К нему тотчас присоединились Мамай и Калитка да и еще кое-кто. А мир молчал. Тем временем Захар упрямо доказывал, что рабочие заботятся о крестьянах, борются за свободу всего народа, против бесправия и грабительства. Он развивал планы, как рабочие возьмут в свои руки заводы и железные дороги, тогда крестьянам будет легче справиться с панами.
Сход уходил в споры, в сложные рассуждения, о земском, казалось, забыли, не замечали, иногда в спорах вспоминали, как тяжелую болячку. В то же время люди с презрением поглядывали на синие мундиры - их называли панскими лакеями, крапивным семенем. Урядник и стражники не очень-то теперь заносились и не очень уверенно себя чувствовали. Шум стоял на сходе, кричали на все лады - недоверчиво, пытливо, отчаянно, рассудительно.
- Земли нам не дадут, царь не даст! - заявляли одни.

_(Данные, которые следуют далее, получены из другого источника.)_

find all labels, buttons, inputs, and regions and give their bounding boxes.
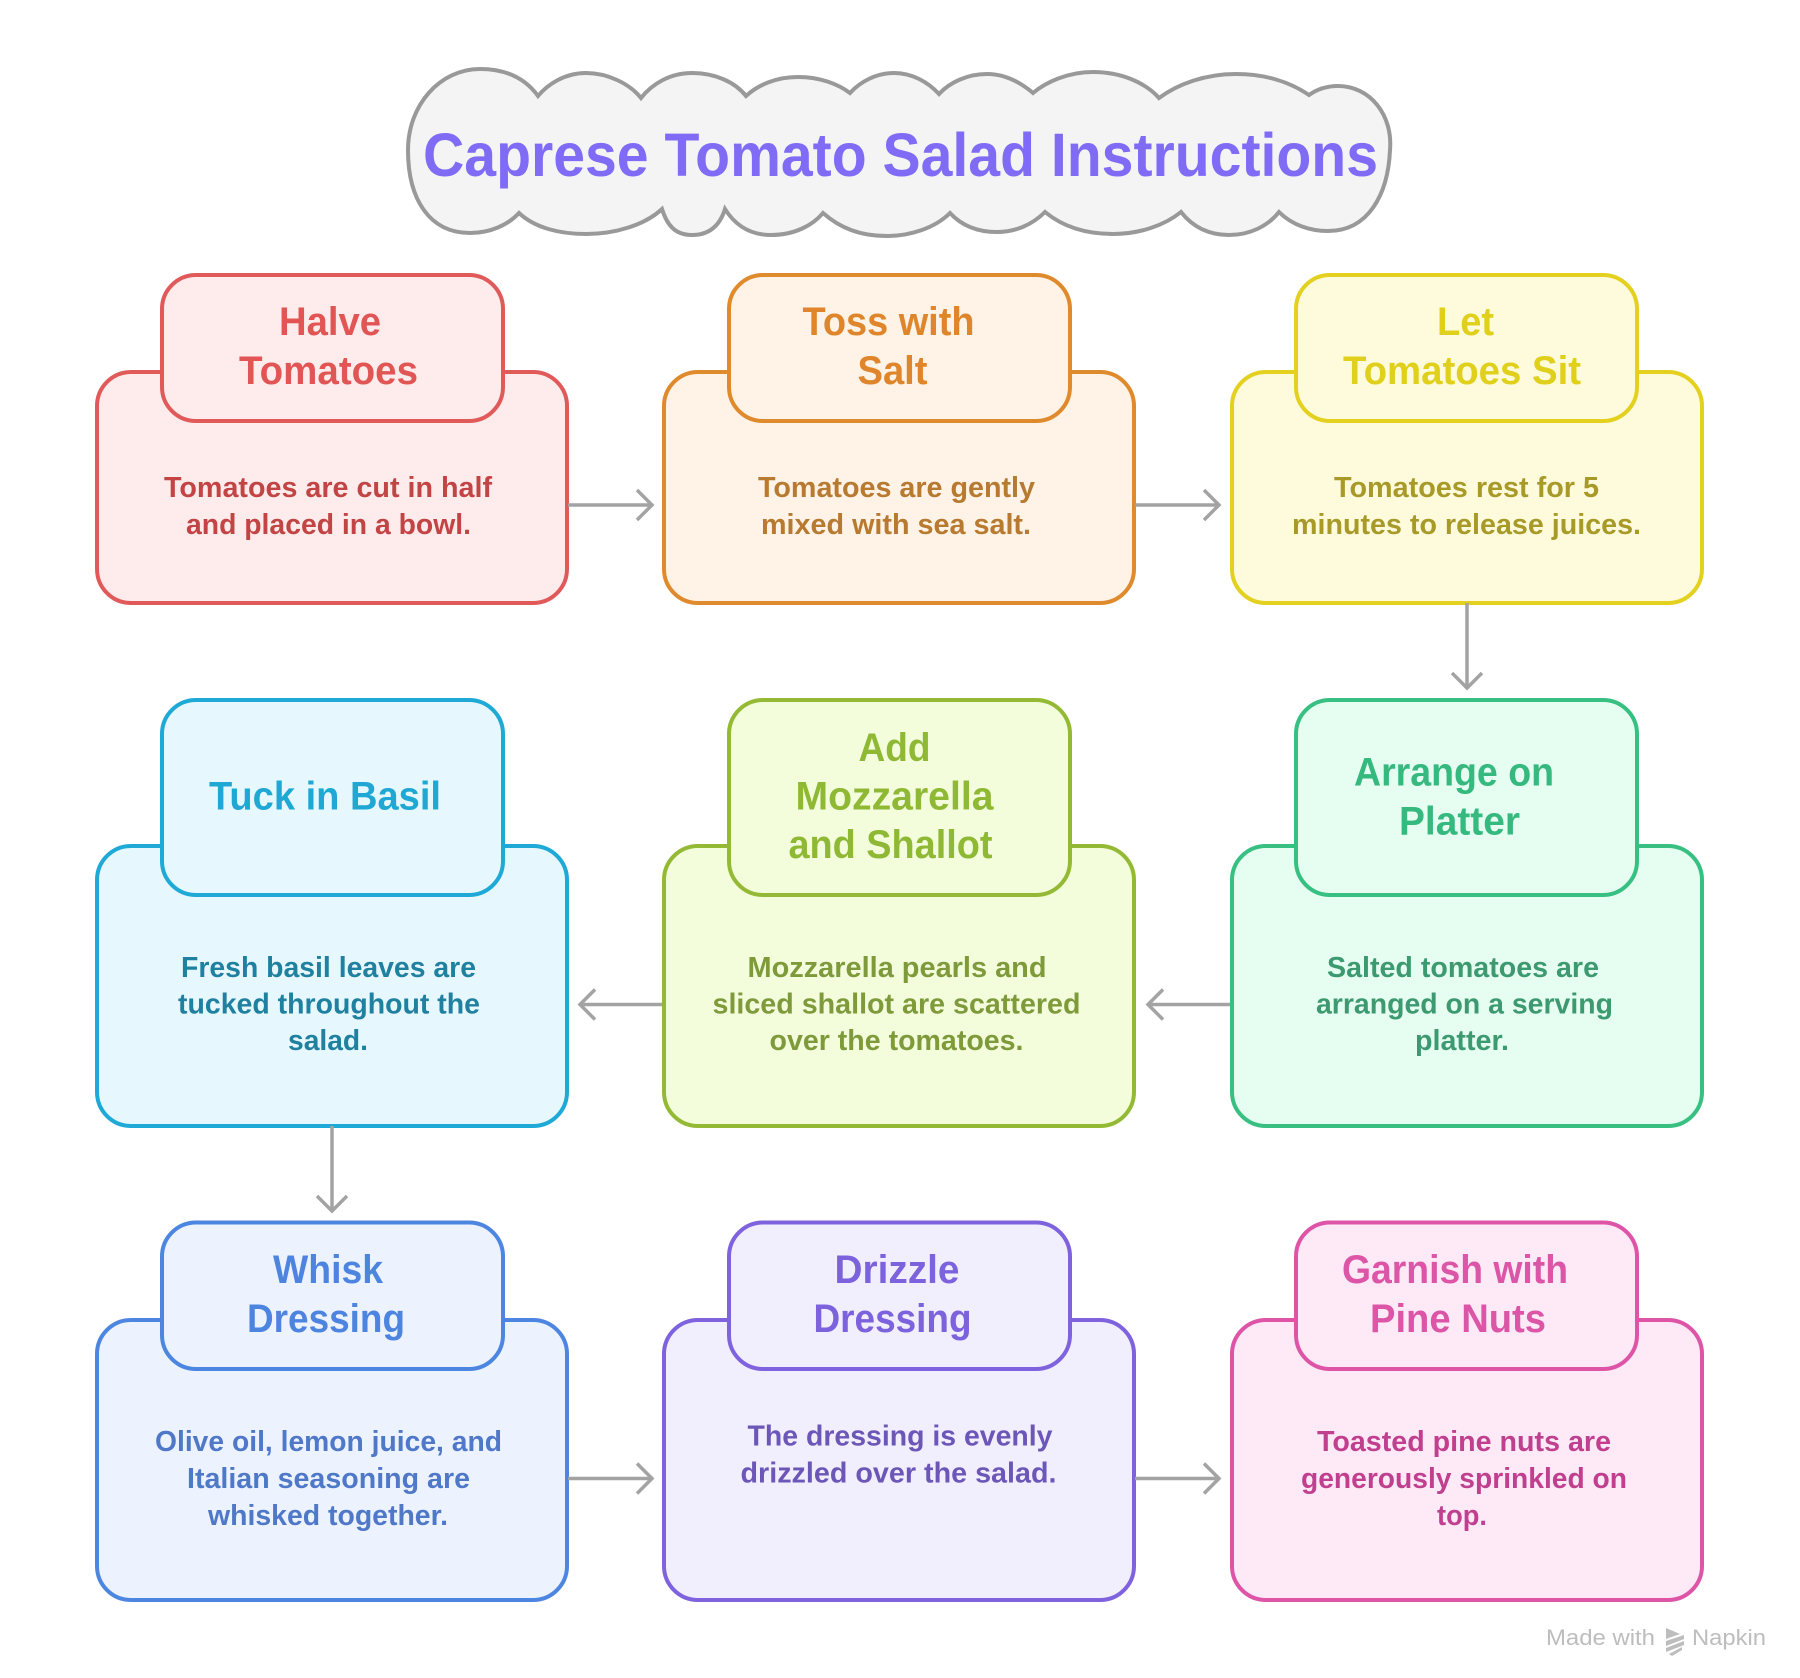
card: Halve Tomatoes: Tomatoes are cut in half	[164, 472, 492, 504]
arrow: Toss to Let Sit	[1135, 490, 1219, 520]
card: Let Tomatoes Sit: minutes to release juices.	[1292, 509, 1641, 541]
card: Add Mozzarella and Shallot	[664, 700, 1134, 1126]
card: Halve Tomatoes: and placed in a bowl.	[186, 509, 471, 541]
card: Garnish with Pine Nuts	[1232, 1222, 1702, 1600]
arrow: Add Mozzarella to Tuck	[580, 990, 664, 1020]
card: Garnish with Pine Nuts: top.	[1437, 1500, 1487, 1532]
card: Add Mozzarella and Shallot: sliced shallot are scattered	[712, 988, 1080, 1020]
card: Toss with Salt: Salt	[858, 349, 928, 393]
card: Drizzle Dressing: Dressing	[814, 1297, 972, 1341]
footer: Made with Napkin	[1546, 1625, 1766, 1656]
card: Tuck in Basil	[97, 700, 567, 1126]
card: Drizzle Dressing	[664, 1222, 1134, 1600]
arrow: Arrange to Add Mozzarella	[1148, 990, 1232, 1020]
card: Garnish with Pine Nuts: Pine Nuts	[1370, 1297, 1546, 1341]
card: Let Tomatoes Sit: Let	[1437, 300, 1494, 344]
card: Arrange on Platter: arranged on a serving	[1316, 988, 1613, 1020]
card: Tuck in Basil: tucked throughout the	[178, 988, 480, 1020]
card: Tuck in Basil: Tuck in Basil	[209, 774, 441, 818]
card: Halve Tomatoes: Tomatoes	[239, 349, 418, 393]
title cloud	[408, 69, 1390, 236]
card: Halve Tomatoes	[97, 275, 567, 603]
card: Whisk Dressing: Dressing	[247, 1297, 405, 1341]
card: Garnish with Pine Nuts: generously sprinkled on	[1301, 1463, 1627, 1495]
card: Garnish with Pine Nuts: Toasted pine nuts are	[1317, 1426, 1611, 1458]
card: Whisk Dressing: whisked together.	[207, 1500, 448, 1532]
card: Whisk Dressing: Italian seasoning are	[187, 1463, 470, 1495]
arrow: Tuck to Whisk	[317, 1126, 347, 1211]
card: Halve Tomatoes: Halve	[279, 300, 381, 344]
arrow: Halve to Toss	[568, 490, 652, 520]
footer: Made with Napkin: Napkin	[1692, 1625, 1766, 1650]
card: Drizzle Dressing: Drizzle	[834, 1248, 960, 1292]
card: Whisk Dressing: Whisk	[273, 1248, 384, 1292]
card: Drizzle Dressing: The dressing is evenly	[748, 1420, 1052, 1452]
card: Garnish with Pine Nuts: Garnish with	[1342, 1248, 1568, 1292]
card: Arrange on Platter: Arrange on	[1354, 750, 1554, 794]
card: Arrange on Platter: platter.	[1415, 1025, 1509, 1057]
card: Arrange on Platter: Platter	[1399, 800, 1520, 844]
card: Tuck in Basil: salad.	[288, 1025, 368, 1057]
arrow: Let Sit to Arrange	[1452, 603, 1482, 688]
card: Toss with Salt: mixed with sea salt.	[761, 509, 1031, 541]
card: Drizzle Dressing: drizzled over the salad.	[740, 1458, 1056, 1490]
card: Add Mozzarella and Shallot: and Shallot	[788, 823, 992, 867]
card: Add Mozzarella and Shallot: Mozzarella pearls and	[748, 952, 1046, 984]
arrow: Drizzle to Garnish	[1135, 1464, 1219, 1494]
card: Arrange on Platter: Salted tomatoes are	[1327, 952, 1599, 984]
icon: Napkin logo	[1666, 1628, 1684, 1656]
card: Let Tomatoes Sit	[1232, 275, 1702, 603]
card: Arrange on Platter	[1232, 700, 1702, 1126]
title: Caprese Tomato Salad Instructions	[423, 121, 1378, 189]
card: Whisk Dressing: Olive oil, lemon juice, and	[155, 1426, 502, 1458]
card: Add Mozzarella and Shallot: Mozzarella	[796, 774, 994, 818]
card: Toss with Salt: Tomatoes are gently	[758, 472, 1035, 504]
card: Toss with Salt	[664, 275, 1134, 603]
card: Add Mozzarella and Shallot: Add	[858, 726, 930, 770]
card: Whisk Dressing	[97, 1222, 567, 1600]
card: Let Tomatoes Sit: Tomatoes rest for 5	[1334, 472, 1599, 504]
card: Tuck in Basil: Fresh basil leaves are	[181, 952, 476, 984]
footer: Made with Napkin: Made with	[1546, 1625, 1655, 1650]
arrow: Whisk to Drizzle	[568, 1464, 652, 1494]
card: Add Mozzarella and Shallot: over the tomatoes.	[770, 1025, 1024, 1057]
card: Toss with Salt: Toss with	[802, 300, 974, 344]
card: Let Tomatoes Sit: Tomatoes Sit	[1343, 349, 1581, 393]
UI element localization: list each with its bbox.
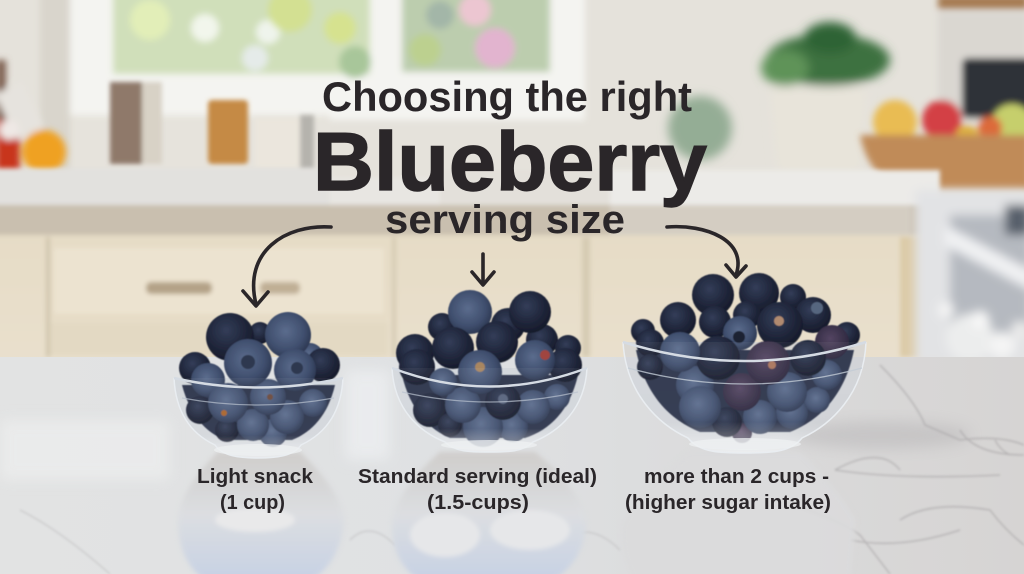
marble veins [20, 365, 1024, 574]
reflection: medium bowl [392, 452, 586, 574]
label: light snack: (1 cup) [220, 491, 285, 514]
arrow: to large bowl [667, 227, 746, 277]
label: light snack: Light snack [197, 465, 314, 488]
arrow: to small bowl [243, 227, 331, 306]
glass bowl back [623, 342, 866, 453]
title line 1: Choosing the right [322, 73, 692, 120]
medium bowl: standard serving [392, 290, 587, 452]
glass bowl back [174, 378, 343, 458]
large bowl: more than 2 cups [623, 273, 866, 453]
arrow: to medium bowl [472, 254, 494, 285]
canisters on the sill [110, 82, 314, 170]
blueberries in medium bowl [396, 290, 582, 447]
bowl reflections [178, 452, 856, 574]
label: standard serving: Standard serving (ideal) [358, 465, 597, 488]
glass bowl small [174, 378, 343, 458]
left bottles and orange [0, 60, 66, 180]
label: light snack [197, 465, 314, 514]
window frame [40, 0, 585, 180]
appliance and fruit bowl [860, 0, 1024, 190]
glare between bowls [345, 370, 390, 460]
glare on left of the counter [0, 420, 170, 480]
label: more than 2 cups: more than 2 cups - [644, 465, 829, 488]
label: standard serving: (1.5-cups) [427, 491, 529, 514]
stove at right [915, 190, 1024, 365]
blueberries in large bowl [631, 273, 860, 443]
title [313, 73, 707, 242]
label: standard serving [358, 465, 597, 514]
reflection: small bowl [178, 452, 344, 574]
title line 3: serving size [385, 198, 625, 242]
glass bowl large [623, 342, 866, 453]
marble countertop [0, 357, 1024, 574]
glass bowl medium [392, 368, 587, 452]
small bowl: light snack [174, 312, 343, 458]
counter and cabinets [0, 168, 950, 365]
glass bowl back [392, 368, 587, 452]
label: more than 2 cups: (higher sugar intake) [625, 491, 831, 514]
window panes [113, 0, 550, 78]
title line 2: Blueberry: Blueberry [313, 115, 707, 208]
marble shading right of bowl [790, 421, 970, 449]
blueberries in small bowl [179, 312, 340, 447]
reflection: large bowl [621, 452, 856, 574]
label: more than 2 cups [625, 465, 831, 514]
plants [668, 22, 890, 172]
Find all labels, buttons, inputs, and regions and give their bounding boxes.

- Силой надо взять! - подбивали другие.
- Так это значит пойти против царя?
- Против панов?
- А за кого же царь?
Совсем перестали люди бояться, присутствие начальства еще больше располагало их к дерзости. Учитель Смоляк, казалось, целиком завоевал общее сочувствие, потребовав, чтобы детей учили на родном украинском языке, как этого добивается Российская социал-демократическая рабочая партия!
Тут Мамай, который с великой досадой следил за этим поединком, не смог больше терпеть и визгливо воскликнул:
- К чему нам эта конфискация, кооптация, политика? Говорите об аренде, о лесах и пастбищах!
И следует признать, немало голосов присоединилось к нему.
Земский к своему удовольствию еще раз убедился: нет согласия в обществе, немало людей против решительных намерений бунтарей.
- Нам лишь бы земля, на что нам власть? - вразумлял сход Иван Чумак, возражая против безрассудных, которые призывали село к опасным действиям.
Староста Мороз предостерегал людей, чтобы не выставляли таких требований, потому что можно погубить все. Хоть бы вырвать аренду, да чтобы Харитоненко сбавил за нее плату и отменил отработки, которые у людей в печенках сидят.
Мамай гневно напустился на незрелых умом, которые замахиваются на власть, - чтобы они не подбивали общество на легкомысленные и притом опасные поступки, потому что, если будем гнаться за всем, не добьемся ничего. К этим рассудительным соображениям присоединилось много людей, которые высказывали свое согласие с Мамаем: спасибо ему, угомонил-таки сход.
Захар, суровый, сосредоточенный, сложив на груди руки, наблюдал, как заблудилась сельская мысль, - веками обманываемые, опутанные люди не могли еще избавиться от давней покорности. Захар отбросил эти страхи, перед ним расстилалась ясная дорога именно там, где колебались, барахтались, плутали малодушные.
Захар снова заговорил, и люди слушали. Он проклинал всю господскую породу и продажный строй, панский суд, порядки, законы, призывал людей к трезвости, чтобы не давать казне доходов от водки. Нужно добиваться, чтобы сам народ устанавливал законы, определял налоги, имел право свободно собираться, управлять страной.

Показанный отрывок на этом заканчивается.